We’ve had a little fracas going on in the condo complex for a couple of years now.  Maybe five years back or so, one of the residents got out of her car and on the way to her condo was attacked, knocked down that is, and had her purse taken.  This was a terrible experience of course.  So she decided to sue the condo association for insufficient lighting since the attack was at night.

She must have won something I guess because the condo association was pressured by the insurance people to do something about the lighting.  So they did and now we have these poles stuck up everywhere with huge bulbs stuck on top of them, so you could sit outside, in the dark, supposedly, if you wanted, read without too much trouble.  Nobody liked these lights much and a couple of the eco-new-age freaks in the complex complained because they said it was no longer possible to see the stars.
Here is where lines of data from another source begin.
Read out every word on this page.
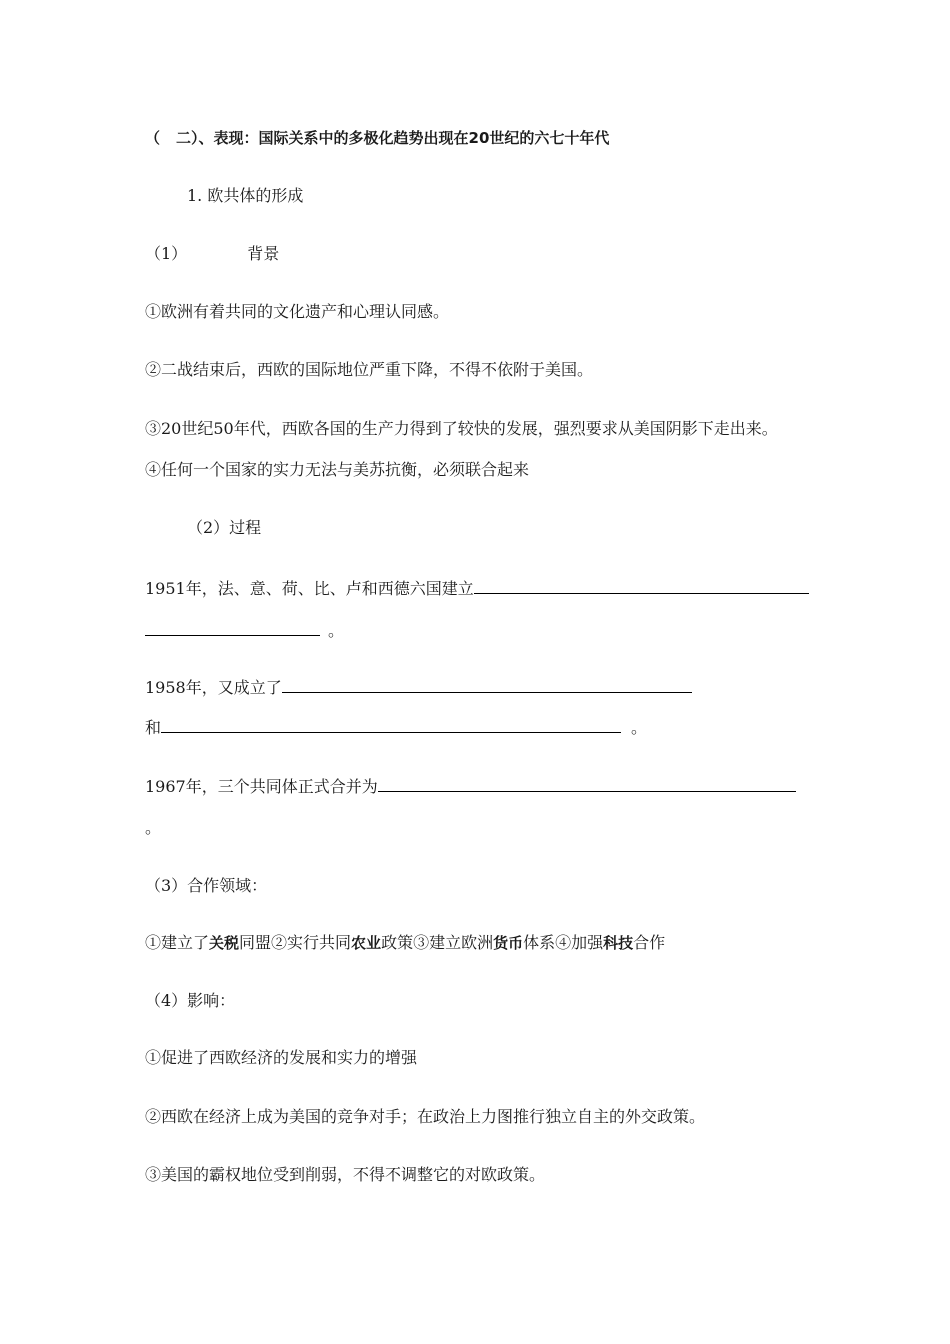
（ 二）、表现：国际关系中的多极化趋势出现在20世纪的六七十年代
1. 欧共体的形成
（1）	背景
①欧洲有着共同的文化遗产和心理认同感。
②二战结束后，西欧的国际地位严重下降，不得不依附于美国。
③20世纪50年代，西欧各国的生产力得到了较快的发展，强烈要求从美国阴影下走出来。
④任何一个国家的实力无法与美苏抗衡，必须联合起来
（2）过程
1951年，法、意、荷、比、卢和西德六国建立
。
1958年，又成立了
和	。
1967年，三个共同体正式合并为
。
（3）合作领域：
①建立了关税同盟②实行共同农业政策③建立欧洲货币体系④加强科技合作
（4）影响：
①促进了西欧经济的发展和实力的增强
②西欧在经济上成为美国的竞争对手；在政治上力图推行独立自主的外交政策。
③美国的霸权地位受到削弱，不得不调整它的对欧政策。
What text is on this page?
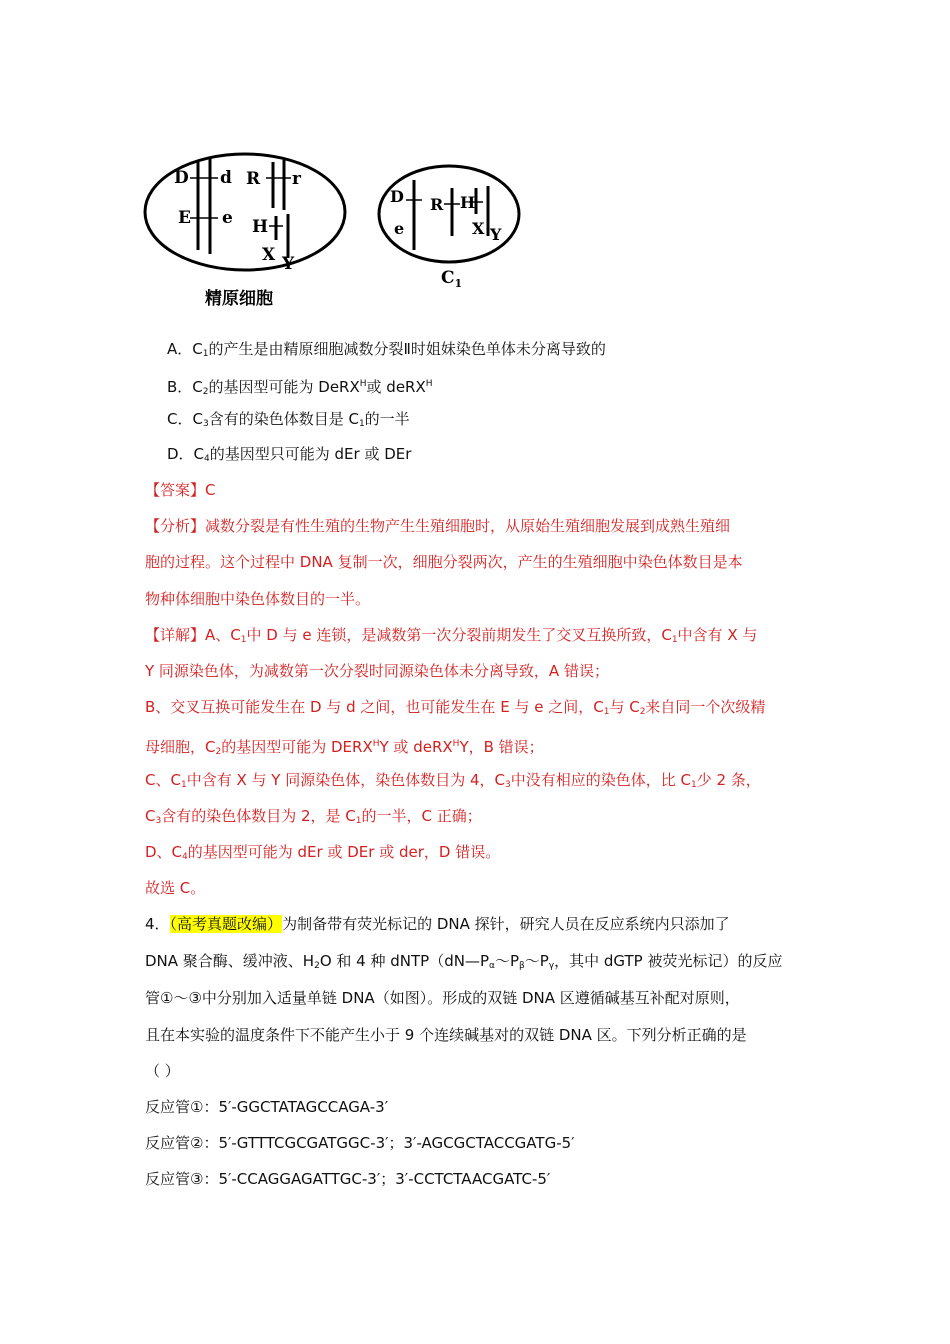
D d
E e
R r
H
X Y
精原细胞
D
e
R H
X Y
$C_1$
A．$C_1$的产生是由精原细胞减数分裂Ⅱ时姐妹染色单体未分离导致的
B．$C_2$的基因型可能为 DeRX$^H$或 deRX$^H$
C．$C_3$含有的染色体数目是 $C_1$的一半
D．$C_4$的基因型只可能为 dEr 或 DEr
【答案】C
【分析】减数分裂是有性生殖的生物产生生殖细胞时，从原始生殖细胞发展到成熟生殖细
胞的过程。这个过程中 DNA 复制一次，细胞分裂两次，产生的生殖细胞中染色体数目是本
物种体细胞中染色体数目的一半。
【详解】A、$C_1$中 D 与 e 连锁，是减数第一次分裂前期发生了交叉互换所致，$C_1$中含有 X 与
Y 同源染色体，为减数第一次分裂时同源染色体未分离导致，A 错误；
B、交叉互换可能发生在 D 与 d 之间，也可能发生在 E 与 e 之间，$C_1$与 $C_2$来自同一个次级精
母细胞，$C_2$的基因型可能为 $DERX^HY$ 或 deRX$^H$Y，B 错误；
C、$C_1$中含有 X 与 Y 同源染色体，染色体数目为 4，$C_3$中没有相应的染色体，比 $C_1$少 2 条，
$C_3$含有的染色体数目为 2，是 $C_1$的一半，C 正确；
D、$C_4$的基因型可能为 dEr 或 DEr 或 der，D 错误。
故选 C。
4．（高考真题改编）为制备带有荧光标记的 DNA 探针，研究人员在反应系统内只添加了
DNA 聚合酶、缓冲液、$H_2O$ 和 4 种 $dNTP(dN—P_\alpha\sim P_\beta\sim P_\gamma$，其中 dGTP 被荧光标记）的反应
管①～③中分别加入适量单链 DNA（如图）。形成的双链 DNA 区遵循碱基互补配对原则，
且在本实验的温度条件下不能产生小于 9 个连续碱基对的双链 DNA 区。下列分析正确的是
（ ）
反应管①：5′-GGCTATAGCCAGA-3′
反应管②：5′-GTTTCGCGATGGC-3′；3′-AGCGCTACCGATG-5′
反应管③：5′-CCAGGAGATTGC-3′；3′-CCTCTAACGATC-5′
That was true and the eco-freaks are onto something because according to an article in the New Yorker, one can now find only a few places on this earth where one can see the night time sky the way, say, any old ancient Roman, or most people living even in the 19th century could have seen it.  Human beings are producing way too much light, and it gets refracted, or something to that effect, and blocks the stars from our vision.

 I realized reading this that it’s been a long time since I have really looked at the night time sky since there really is no point in doing so.  It’s just black—sort of—with nothing floating around in it.  I remember too as a kid out camping in the mountains with Boy Scouts and being astonished at the number of stars visible out in the woods.

 I think human beings are direct products of their environs.  Once the stars were, at least for quite a few people, a source of wonder.  Wow!  Look at that!  What the hell is that!  And even when we came to know what that was, it remained a source of wonder, suggesting the vastness of time and space.  No stars, no wonder.  Gone, a source, since the start of humanity, for idle star gazing and profound pondering.  A whole source of spiritual stuff or of contemplating humanity’s relation to all that is out there is disappearing right before our eyes so that our eyes may see at night.

Now there’s an organization working to preserve the night time sky.  They have gone around the globe ranking night time star visibility.  Only a few places on the globe are as dark now at night as the whole globe was a 100 years ago. No doubt these few places will become, if they have not already become, tourist attractions. Even the night time sky will become commercialized.